La puerta se abrió y ante Afdera apareció una atractiva jovencita de no más de veinte años, vestida con un uniforme de criada muy ceñido, mientras intentaba peinarse y arreglarse la ropa al mismo tiempo. Estaba claro que aquella joven era amante de Badani.

– El señor Badani la está esperando -anunció la criada.

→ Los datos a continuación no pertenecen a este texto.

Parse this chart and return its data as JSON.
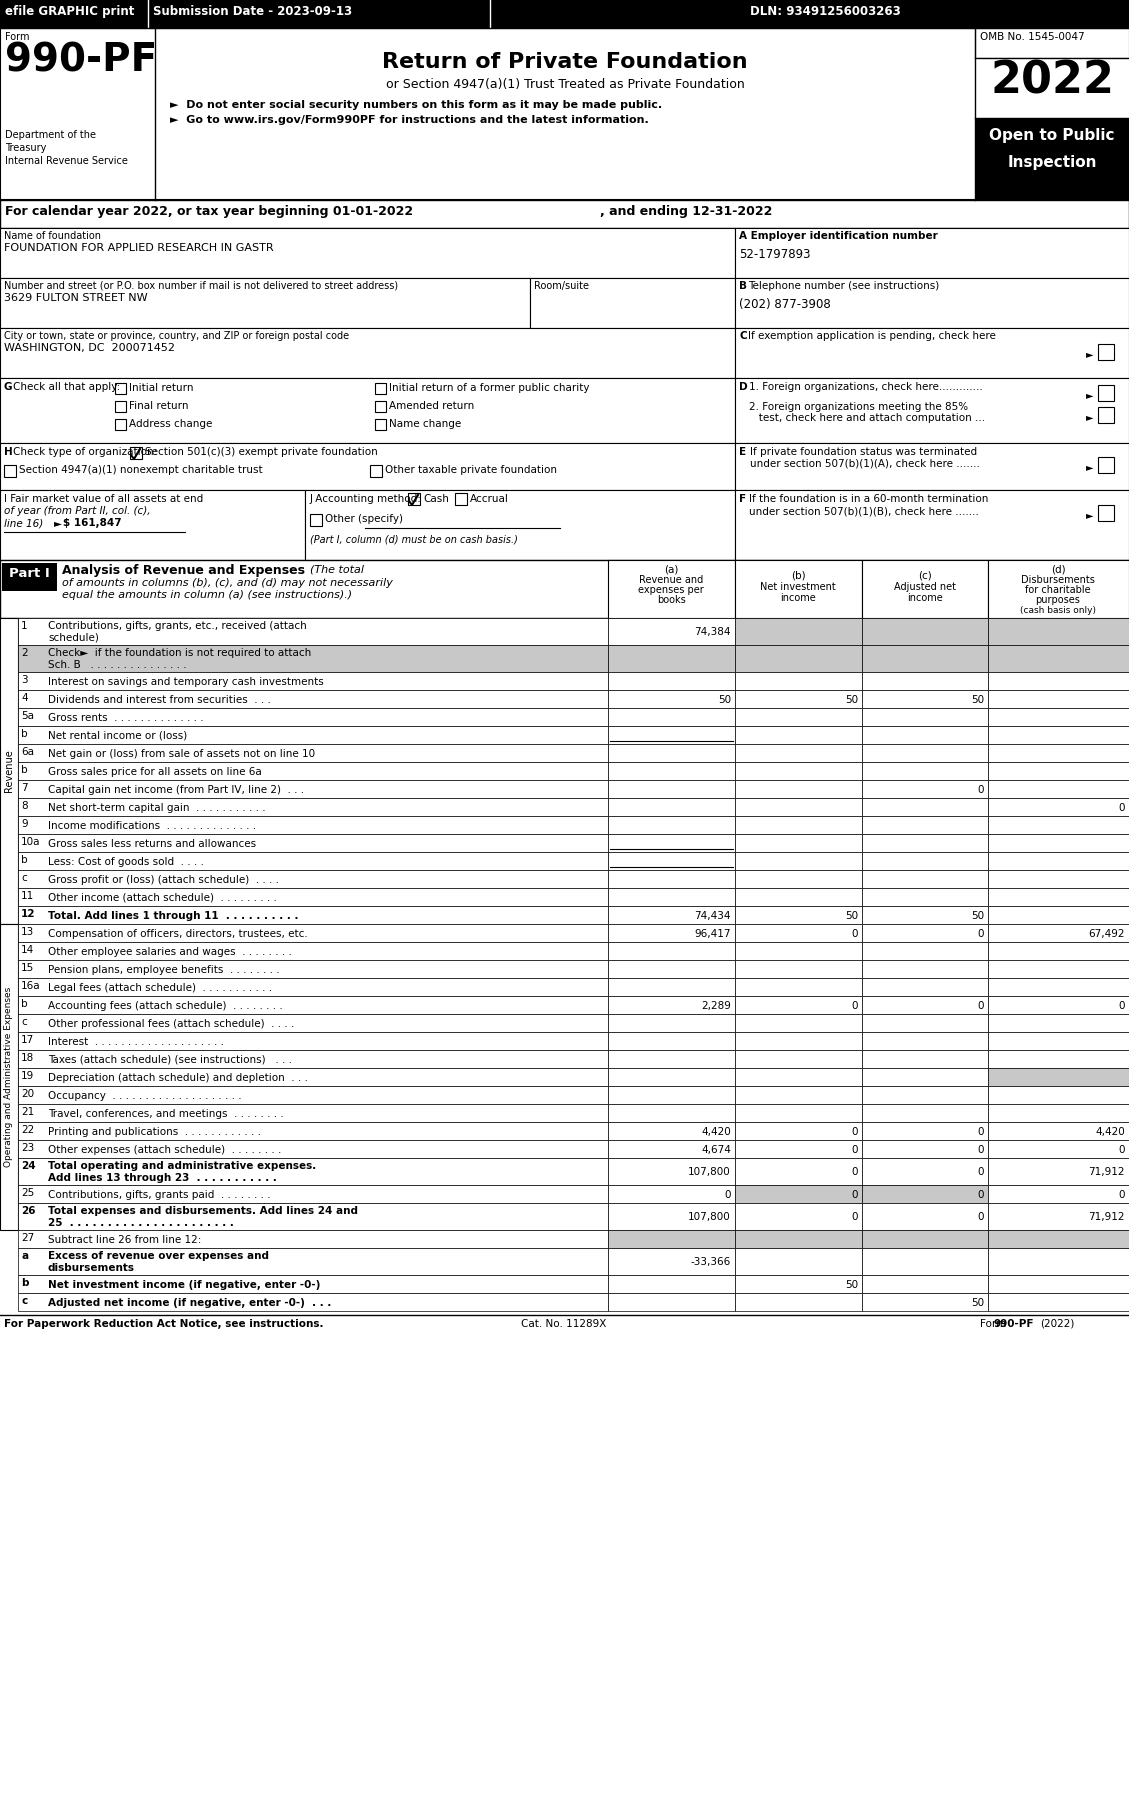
{
  "efile": "efile GRAPHIC print",
  "submission": "Submission Date - 2023-09-13",
  "dln": "DLN: 93491256003263",
  "form_number": "990-PF",
  "dept1": "Department of the",
  "dept2": "Treasury",
  "dept3": "Internal Revenue Service",
  "title": "Return of Private Foundation",
  "subtitle": "or Section 4947(a)(1) Trust Treated as Private Foundation",
  "bullet1": "►  Do not enter social security numbers on this form as it may be made public.",
  "bullet2": "►  Go to www.irs.gov/Form990PF for instructions and the latest information.",
  "year": "2022",
  "open_public": "Open to Public",
  "inspection": "Inspection",
  "omb": "OMB No. 1545-0047",
  "cal_year_line1": "For calendar year 2022, or tax year beginning 01-01-2022",
  "cal_year_line2": ", and ending 12-31-2022",
  "name_label": "Name of foundation",
  "name_value": "FOUNDATION FOR APPLIED RESEARCH IN GASTR",
  "ein_label": "A Employer identification number",
  "ein_value": "52-1797893",
  "address_label": "Number and street (or P.O. box number if mail is not delivered to street address)",
  "address_value": "3629 FULTON STREET NW",
  "room_label": "Room/suite",
  "phone_label_b": "B",
  "phone_label": "Telephone number (see instructions)",
  "phone_value": "(202) 877-3908",
  "city_label": "City or town, state or province, country, and ZIP or foreign postal code",
  "city_value": "WASHINGTON, DC  200071452",
  "c_bold": "C",
  "c_label": "If exemption application is pending, check here",
  "g_bold": "G",
  "g_label": "Check all that apply:",
  "g_options": [
    "Initial return",
    "Initial return of a former public charity",
    "Final return",
    "Amended return",
    "Address change",
    "Name change"
  ],
  "d_bold": "D",
  "d1_label": "1. Foreign organizations, check here.............",
  "d2_label1": "2. Foreign organizations meeting the 85%",
  "d2_label2": "   test, check here and attach computation ...",
  "e_bold": "E",
  "e_label1": "If private foundation status was terminated",
  "e_label2": "under section 507(b)(1)(A), check here .......",
  "h_bold": "H",
  "h_label": "Check type of organization:",
  "h_opt1": "Section 501(c)(3) exempt private foundation",
  "h_opt2": "Section 4947(a)(1) nonexempt charitable trust",
  "h_opt3": "Other taxable private foundation",
  "i_label1": "I Fair market value of all assets at end",
  "i_label2": "of year (from Part II, col. (c),",
  "i_label3": "line 16)",
  "i_arrow": "►",
  "i_value": "$ 161,847",
  "j_label": "J Accounting method:",
  "j_cash": "Cash",
  "j_accrual": "Accrual",
  "j_other": "Other (specify)",
  "j_note": "(Part I, column (d) must be on cash basis.)",
  "f_bold": "F",
  "f_label1": "If the foundation is in a 60-month termination",
  "f_label2": "under section 507(b)(1)(B), check here .......",
  "part1_label": "Part I",
  "part1_head": "Analysis of Revenue and Expenses",
  "part1_italic": "(The total",
  "part1_italic2": "of amounts in columns (b), (c), and (d) may not necessarily",
  "part1_italic3": "equal the amounts in column (a) (see instructions).)",
  "col_a_lbl": "(a)",
  "col_a1": "Revenue and",
  "col_a2": "expenses per",
  "col_a3": "books",
  "col_b_lbl": "(b)",
  "col_b1": "Net investment",
  "col_b2": "income",
  "col_c_lbl": "(c)",
  "col_c1": "Adjusted net",
  "col_c2": "income",
  "col_d_lbl": "(d)",
  "col_d1": "Disbursements",
  "col_d2": "for charitable",
  "col_d3": "purposes",
  "col_d4": "(cash basis only)",
  "rows": [
    {
      "num": "1",
      "label1": "Contributions, gifts, grants, etc., received (attach",
      "label2": "schedule)",
      "a": "74,384",
      "b": "",
      "c": "",
      "d": "",
      "shade_bcd": true,
      "shade_all": false,
      "bold": false
    },
    {
      "num": "2",
      "label1": "Check►  if the foundation is not required to attach",
      "label2": "Sch. B   . . . . . . . . . . . . . . .",
      "a": "",
      "b": "",
      "c": "",
      "d": "",
      "shade_bcd": true,
      "shade_all": true,
      "bold": false,
      "not_bold_part": "not"
    },
    {
      "num": "3",
      "label1": "Interest on savings and temporary cash investments",
      "label2": "",
      "a": "",
      "b": "",
      "c": "",
      "d": "",
      "shade_bcd": false,
      "shade_all": false,
      "bold": false
    },
    {
      "num": "4",
      "label1": "Dividends and interest from securities  . . .",
      "label2": "",
      "a": "50",
      "b": "50",
      "c": "50",
      "d": "",
      "shade_bcd": false,
      "shade_all": false,
      "bold": false
    },
    {
      "num": "5a",
      "label1": "Gross rents  . . . . . . . . . . . . . .",
      "label2": "",
      "a": "",
      "b": "",
      "c": "",
      "d": "",
      "shade_bcd": false,
      "shade_all": false,
      "bold": false
    },
    {
      "num": "b",
      "label1": "Net rental income or (loss)",
      "label2": "",
      "a": "",
      "b": null,
      "c": null,
      "d": null,
      "shade_bcd": false,
      "shade_all": false,
      "bold": false,
      "underline_a": true
    },
    {
      "num": "6a",
      "label1": "Net gain or (loss) from sale of assets not on line 10",
      "label2": "",
      "a": "",
      "b": "",
      "c": "",
      "d": "",
      "shade_bcd": false,
      "shade_all": false,
      "bold": false
    },
    {
      "num": "b",
      "label1": "Gross sales price for all assets on line 6a",
      "label2": "",
      "a": "",
      "b": null,
      "c": null,
      "d": null,
      "shade_bcd": false,
      "shade_all": false,
      "bold": false,
      "underline_label": true
    },
    {
      "num": "7",
      "label1": "Capital gain net income (from Part IV, line 2)  . . .",
      "label2": "",
      "a": "",
      "b": "",
      "c": "0",
      "d": "",
      "shade_bcd": false,
      "shade_all": false,
      "bold": false
    },
    {
      "num": "8",
      "label1": "Net short-term capital gain  . . . . . . . . . . .",
      "label2": "",
      "a": "",
      "b": "",
      "c": "",
      "d": "0",
      "shade_bcd": false,
      "shade_all": false,
      "bold": false
    },
    {
      "num": "9",
      "label1": "Income modifications  . . . . . . . . . . . . . .",
      "label2": "",
      "a": "",
      "b": "",
      "c": "",
      "d": "",
      "shade_bcd": false,
      "shade_all": false,
      "bold": false
    },
    {
      "num": "10a",
      "label1": "Gross sales less returns and allowances",
      "label2": "",
      "a": "",
      "b": null,
      "c": null,
      "d": null,
      "shade_bcd": false,
      "shade_all": false,
      "bold": false,
      "underline_a": true
    },
    {
      "num": "b",
      "label1": "Less: Cost of goods sold  . . . .",
      "label2": "",
      "a": "",
      "b": null,
      "c": null,
      "d": null,
      "shade_bcd": false,
      "shade_all": false,
      "bold": false,
      "underline_a": true
    },
    {
      "num": "c",
      "label1": "Gross profit or (loss) (attach schedule)  . . . .",
      "label2": "",
      "a": "",
      "b": "",
      "c": "",
      "d": "",
      "shade_bcd": false,
      "shade_all": false,
      "bold": false
    },
    {
      "num": "11",
      "label1": "Other income (attach schedule)  . . . . . . . . .",
      "label2": "",
      "a": "",
      "b": "",
      "c": "",
      "d": "",
      "shade_bcd": false,
      "shade_all": false,
      "bold": false
    },
    {
      "num": "12",
      "label1": "Total. Add lines 1 through 11  . . . . . . . . . .",
      "label2": "",
      "a": "74,434",
      "b": "50",
      "c": "50",
      "d": "",
      "shade_bcd": false,
      "shade_all": false,
      "bold": true
    },
    {
      "num": "13",
      "label1": "Compensation of officers, directors, trustees, etc.",
      "label2": "",
      "a": "96,417",
      "b": "0",
      "c": "0",
      "d": "67,492",
      "shade_bcd": false,
      "shade_all": false,
      "bold": false
    },
    {
      "num": "14",
      "label1": "Other employee salaries and wages  . . . . . . . .",
      "label2": "",
      "a": "",
      "b": "",
      "c": "",
      "d": "",
      "shade_bcd": false,
      "shade_all": false,
      "bold": false
    },
    {
      "num": "15",
      "label1": "Pension plans, employee benefits  . . . . . . . .",
      "label2": "",
      "a": "",
      "b": "",
      "c": "",
      "d": "",
      "shade_bcd": false,
      "shade_all": false,
      "bold": false
    },
    {
      "num": "16a",
      "label1": "Legal fees (attach schedule)  . . . . . . . . . . .",
      "label2": "",
      "a": "",
      "b": "",
      "c": "",
      "d": "",
      "shade_bcd": false,
      "shade_all": false,
      "bold": false
    },
    {
      "num": "b",
      "label1": "Accounting fees (attach schedule)  . . . . . . . .",
      "label2": "",
      "a": "2,289",
      "b": "0",
      "c": "0",
      "d": "0",
      "shade_bcd": false,
      "shade_all": false,
      "bold": false
    },
    {
      "num": "c",
      "label1": "Other professional fees (attach schedule)  . . . .",
      "label2": "",
      "a": "",
      "b": "",
      "c": "",
      "d": "",
      "shade_bcd": false,
      "shade_all": false,
      "bold": false
    },
    {
      "num": "17",
      "label1": "Interest  . . . . . . . . . . . . . . . . . . . .",
      "label2": "",
      "a": "",
      "b": "",
      "c": "",
      "d": "",
      "shade_bcd": false,
      "shade_all": false,
      "bold": false
    },
    {
      "num": "18",
      "label1": "Taxes (attach schedule) (see instructions)   . . .",
      "label2": "",
      "a": "",
      "b": "",
      "c": "",
      "d": "",
      "shade_bcd": false,
      "shade_all": false,
      "bold": false
    },
    {
      "num": "19",
      "label1": "Depreciation (attach schedule) and depletion  . . .",
      "label2": "",
      "a": "",
      "b": "",
      "c": "",
      "d": "",
      "shade_bcd": false,
      "shade_all": false,
      "bold": false,
      "shade_d": true
    },
    {
      "num": "20",
      "label1": "Occupancy  . . . . . . . . . . . . . . . . . . . .",
      "label2": "",
      "a": "",
      "b": "",
      "c": "",
      "d": "",
      "shade_bcd": false,
      "shade_all": false,
      "bold": false
    },
    {
      "num": "21",
      "label1": "Travel, conferences, and meetings  . . . . . . . .",
      "label2": "",
      "a": "",
      "b": "",
      "c": "",
      "d": "",
      "shade_bcd": false,
      "shade_all": false,
      "bold": false
    },
    {
      "num": "22",
      "label1": "Printing and publications  . . . . . . . . . . . .",
      "label2": "",
      "a": "4,420",
      "b": "0",
      "c": "0",
      "d": "4,420",
      "shade_bcd": false,
      "shade_all": false,
      "bold": false
    },
    {
      "num": "23",
      "label1": "Other expenses (attach schedule)  . . . . . . . .",
      "label2": "",
      "a": "4,674",
      "b": "0",
      "c": "0",
      "d": "0",
      "shade_bcd": false,
      "shade_all": false,
      "bold": false
    },
    {
      "num": "24",
      "label1": "Total operating and administrative expenses.",
      "label2": "Add lines 13 through 23  . . . . . . . . . . .",
      "a": "107,800",
      "b": "0",
      "c": "0",
      "d": "71,912",
      "shade_bcd": false,
      "shade_all": false,
      "bold": true
    },
    {
      "num": "25",
      "label1": "Contributions, gifts, grants paid  . . . . . . . .",
      "label2": "",
      "a": "0",
      "b": "0",
      "c": "0",
      "d": "0",
      "shade_bcd": false,
      "shade_all": false,
      "bold": false,
      "shade_bc": true
    },
    {
      "num": "26",
      "label1": "Total expenses and disbursements. Add lines 24 and",
      "label2": "25  . . . . . . . . . . . . . . . . . . . . . .",
      "a": "107,800",
      "b": "0",
      "c": "0",
      "d": "71,912",
      "shade_bcd": false,
      "shade_all": false,
      "bold": true
    },
    {
      "num": "27",
      "label1": "Subtract line 26 from line 12:",
      "label2": "",
      "a": "",
      "b": "",
      "c": "",
      "d": "",
      "shade_bcd": false,
      "shade_all": false,
      "bold": false,
      "shade_a": true,
      "shade_bcd_27": true,
      "is_27": true
    },
    {
      "num": "a",
      "label1": "Excess of revenue over expenses and",
      "label2": "disbursements",
      "a": "-33,366",
      "b": "",
      "c": "",
      "d": "",
      "shade_bcd": false,
      "shade_all": false,
      "bold": true
    },
    {
      "num": "b",
      "label1": "Net investment income (if negative, enter -0-)",
      "label2": "",
      "a": "",
      "b": "50",
      "c": "",
      "d": "",
      "shade_bcd": false,
      "shade_all": false,
      "bold": true
    },
    {
      "num": "c",
      "label1": "Adjusted net income (if negative, enter -0-)  . . .",
      "label2": "",
      "a": "",
      "b": "",
      "c": "50",
      "d": "",
      "shade_bcd": false,
      "shade_all": false,
      "bold": true
    }
  ],
  "revenue_label": "Revenue",
  "opex_label": "Operating and Administrative Expenses",
  "footer_left": "For Paperwork Reduction Act Notice, see instructions.",
  "footer_cat": "Cat. No. 11289X",
  "footer_form": "Form ",
  "footer_form_bold": "990-PF",
  "footer_year": "(2022)",
  "shaded": "#c8c8c8",
  "black": "#000000",
  "white": "#ffffff"
}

El piso, de unos trescientos metros, no era nada ostentoso y tampoco elegante. El salón, aunque espacioso, estaba mal iluminado. Dos sofás con fundas de plástico, una mesa de cristal y varios ceniceros llenos de colillas de cigarrillos Cleopatra, la marca que fumaba Badani, y otra mesa baja eran el único mobiliario. Curiosamente, poca gente podría saber que en tres cajas fuertes repartidas por la casa se escondían valiosas joyas, reliquias arqueológicas, fragmentos de papiros y manuscritos, monedas antiguas de época romana y mucho dinero en efectivo: libras inglesas, dólares americanos, pesetas españolas y liras italianas.

La casa de Badani solía estar casi siempre llena de gente; en ocasiones, varios parientes suyos recalaban allí para tomar un café o un té con menta en la cocina. Sin embargo, esta vez el marchante estaba únicamente acompañado por la joven criada y una cocinera.

– El señor Badani me ha indicado que va a quedarse a cenar -dijo la criada.

– Perfecto, muchas gracias. Acepto la invitación.

Ella, al igual que su abuela antes, sabía que para los egipcios la comida era el paso previo a los negocios, y lo que la había llevado hasta allí bien podría calificarse como un negocio. Afdera se puso a leer el diario de su abuela mientras esperaba a Badani. En ese momento apareció ante ella el comerciante, despidiendo un fuerte aroma a perfume egipcio barato.

Rezek Badani se había puesto un traje marrón a rayas y unos zapatos de charol negros. La criada miraba con recelo a Afdera, tal vez porque pensaba que la joven podría convertirse en una rival, mientras colocaba en la mesa baja un mantel de hilo fino.